Energiegenossenschaft

Bei einer Energiegenossenschaft handelt es sich grob vereinfacht um einen Zusammenschluss von Menschen oder Unternehmen, die gemeinsam ein bestimmtes Energieprojekt voranbringen wollen. Sie beteiligen mit einem Genossenschaftsanteil. Mit dem Geld wird dann zum Beispiel in eine Photovoltaikanlage oder ein Windrad investiert.
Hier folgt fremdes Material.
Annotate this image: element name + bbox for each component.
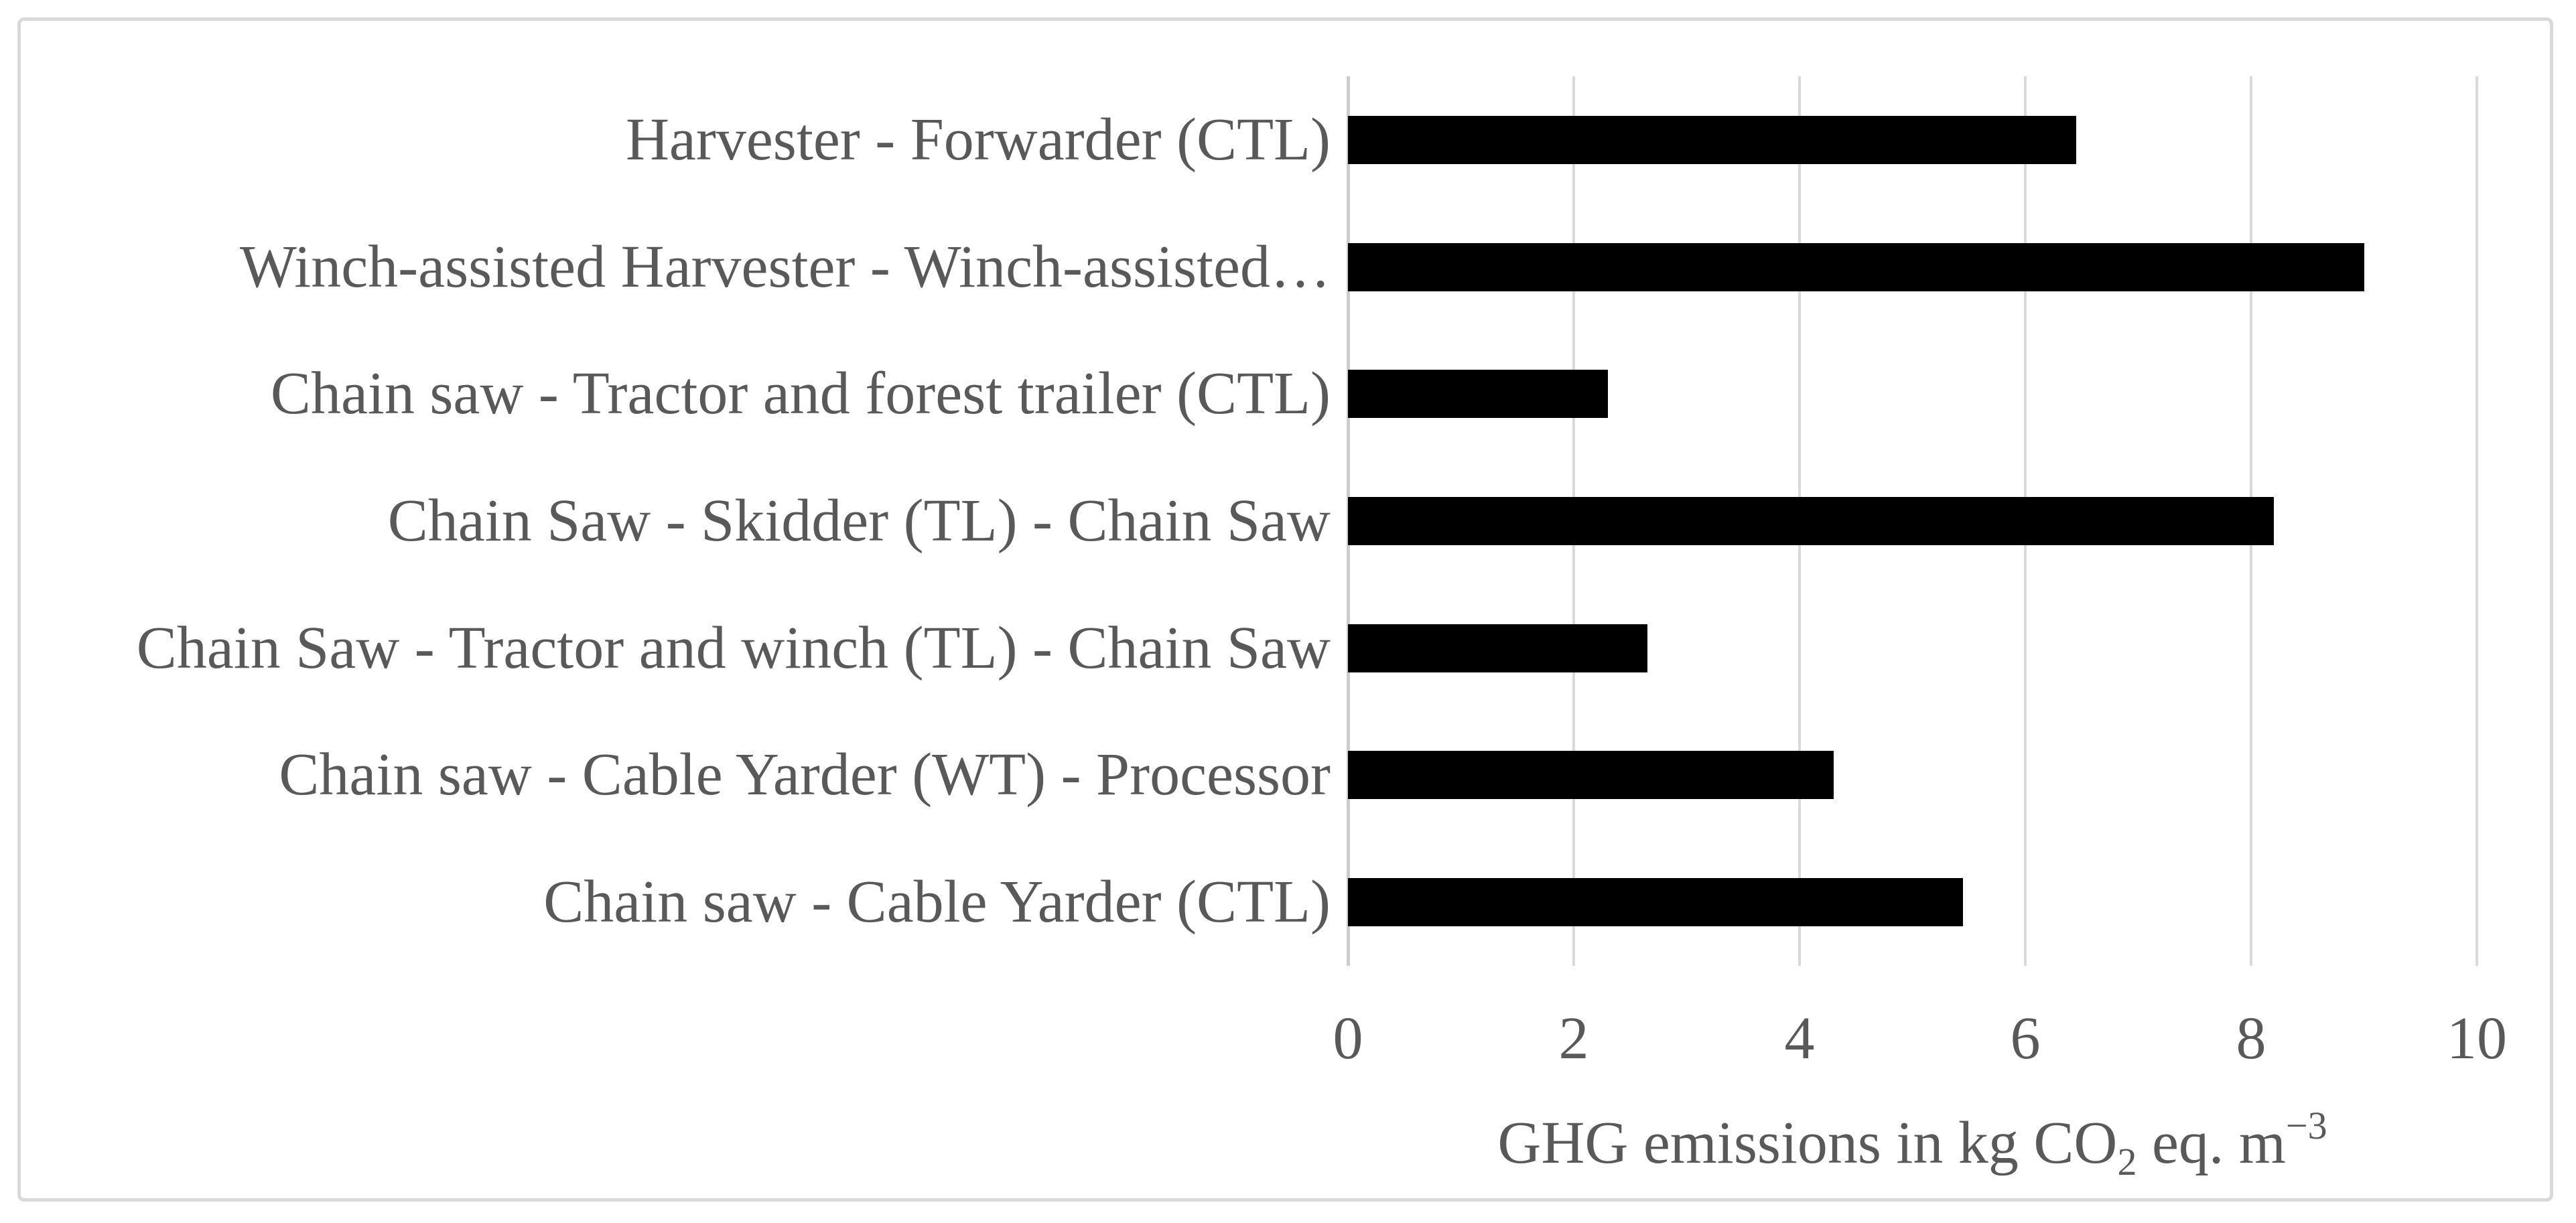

Die Gewinne aus dem Betrieb der Anlagen werden entweder an die Mitglieder ausgeschüttet oder verbleiben bei der Genossenschaft für neue Investitionen.

Das Wichtigste in Kürze

  • In der Praxis gibt es viele Sonderformen der Energiegenossenschaft.
  • In den alten Bundesländern gibt es mehr Energiegenossenschaften als in den neuen Bundesländern.
  • Die Anzahl der Energiegenossenschaften in Deutschland steigt beständig.

Energiegenossenschaften in Deutschland

In der Praxis gibt es neben diesem idealtypischen Modell viele Sonderformen. So existieren inzwischen auch Genossenschaften, die den von ihren Anlagen produzierten Strom nicht nur ins Energienetz einspeisen, sondern auch aktiv vermarkten.

Nach einer Studie des Klaus Novy Instituts aus dem Mai 2012 gab es im vergangenen Jahr im Ländervergleich in Bayern mit 151 derartigen Zusammenschlüssen die meisten Energiegenossenschaften Deutschlands. Auf den Plätzen zwei und drei folgen Baden-Württemberg (107) und Niedersachsen (102).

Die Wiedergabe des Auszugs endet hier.